What Is CAR T-Cell Therapy?

CAR T-cell therapy is a type of immunotherapy. CAR stands for chimeric antigen receptor. The therapy is a living treatment that takes your own immune cells and modifies them in a lab to target your cancer.

Your immune system sends out T cells to protect you from foreign invaders. These cells travel through your blood and seek out threats such as viruses, bacteria, and cancer cells.

T cells find these foreign substances by looking for proteins on their surface. Each T cell has its own protein, called a receptor, that helps it attach to a cancer cell and destroy it. Once a T cell finds a cancer cell, its receptor latches onto the antigen on the cancer cell's surface, just like a key fits into a lock.

CAR T-cell therapy adds a man-made receptor called a chimeric antigen receptor to your T cells in a lab, to help them find your cancer more easily. The lab multiplies the modified T cells into the hundreds of millions. Then they go back into your body. The CAR T cells target an antigen called CD19 on your lymphoma cells.

Who Gets It?

The FDA has approved several CAR T-cell therapies for certain people with follicular lymphoma.

Lisocabtagene maraleucel (Breyanzi) is approved to treat people with grade 3B follicular lymphoma. Grade 3B is a fast-growing type of lymphoma. It looks like diffuse large B-cell lymphoma (DLBCL) under a microscope, and doctors treat it the same way.

Breyanzi is for people who have already tried two or more treatments, such as chemotherapy and immunotherapy, and their cancer did not respond or it came back.

Axicabtagene ciloleucel (Yescarta) and tisagenlecleucel (Kymriah) treat people whose follicular lymphoma has changed to DLBCL. In about 15% of people with follicular lymphoma, the cancer eventually turns into DLBCL. Yescarta has also been approved for the treatment of follicular lymphoma that has relapsed or has not responded to at least two previous lines of therapy.

If you don't qualify for any of these approved treatments, you may be able to enroll in a clinical trial.
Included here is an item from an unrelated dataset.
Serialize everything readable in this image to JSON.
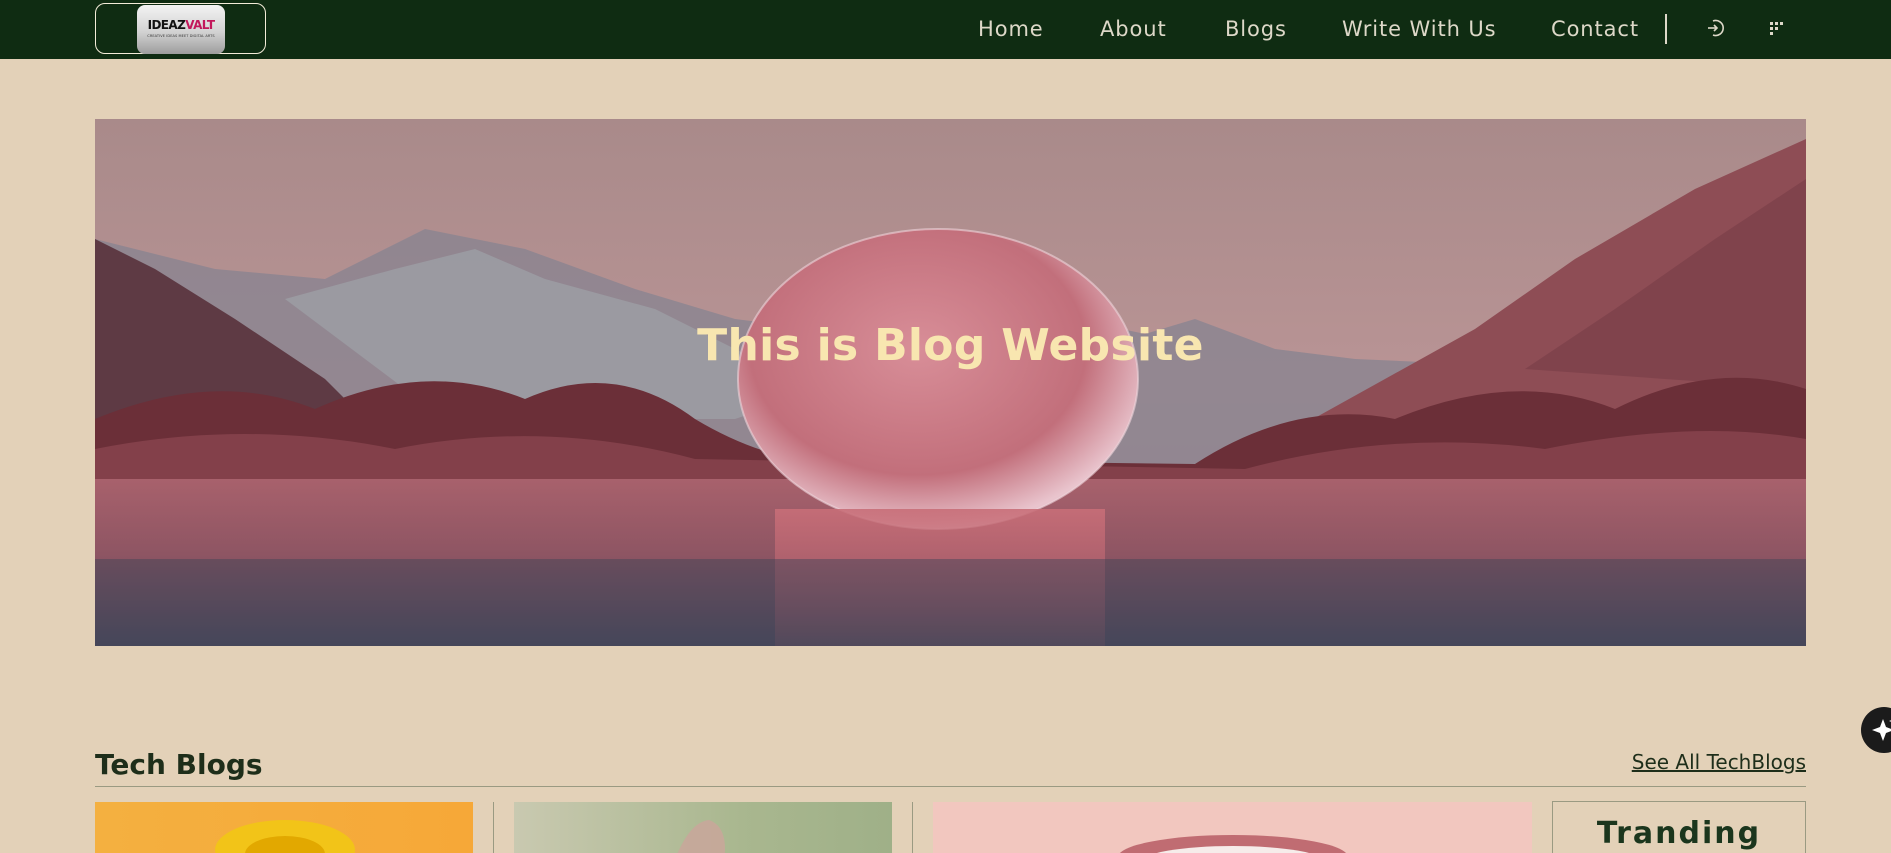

Research studies test out new types and uses for CAR T-cell therapy. Ask your doctor if a clinical trial might be right for you.

How CAR T-Cell Therapy Can Help

CAR T-cell therapy is pretty new, and doctors still have a lot to learn about its long-term effects. But what they've seen so far in studies has been very promising.

CAR T-cell therapy gives doctors another option for treating follicular lymphoma. It can be helpful for people whose cancer didn't respond to the first treatments they tried -- called refractory follicular lymphoma. It might also help people who went into remission on another treatment but their cancer came back -- called relapsed follicular lymphoma.

One advantage to CAR T-cell therapy is that you need to have it only once. That's different from chemotherapy and radiation, which require several treatments. And the recovery from CAR T-cell therapy is much faster than it is after a stem cell transplant.

Studies show that CAR T-cell therapy helps people live longer without their cancer getting worse. This treatment has helped people stay in remission for years, even those whose cancer came back after other treatments. Because CAR T cells stay alive in your body, they may still be able to find and attack lymphoma cells if your cancer returns months or years later.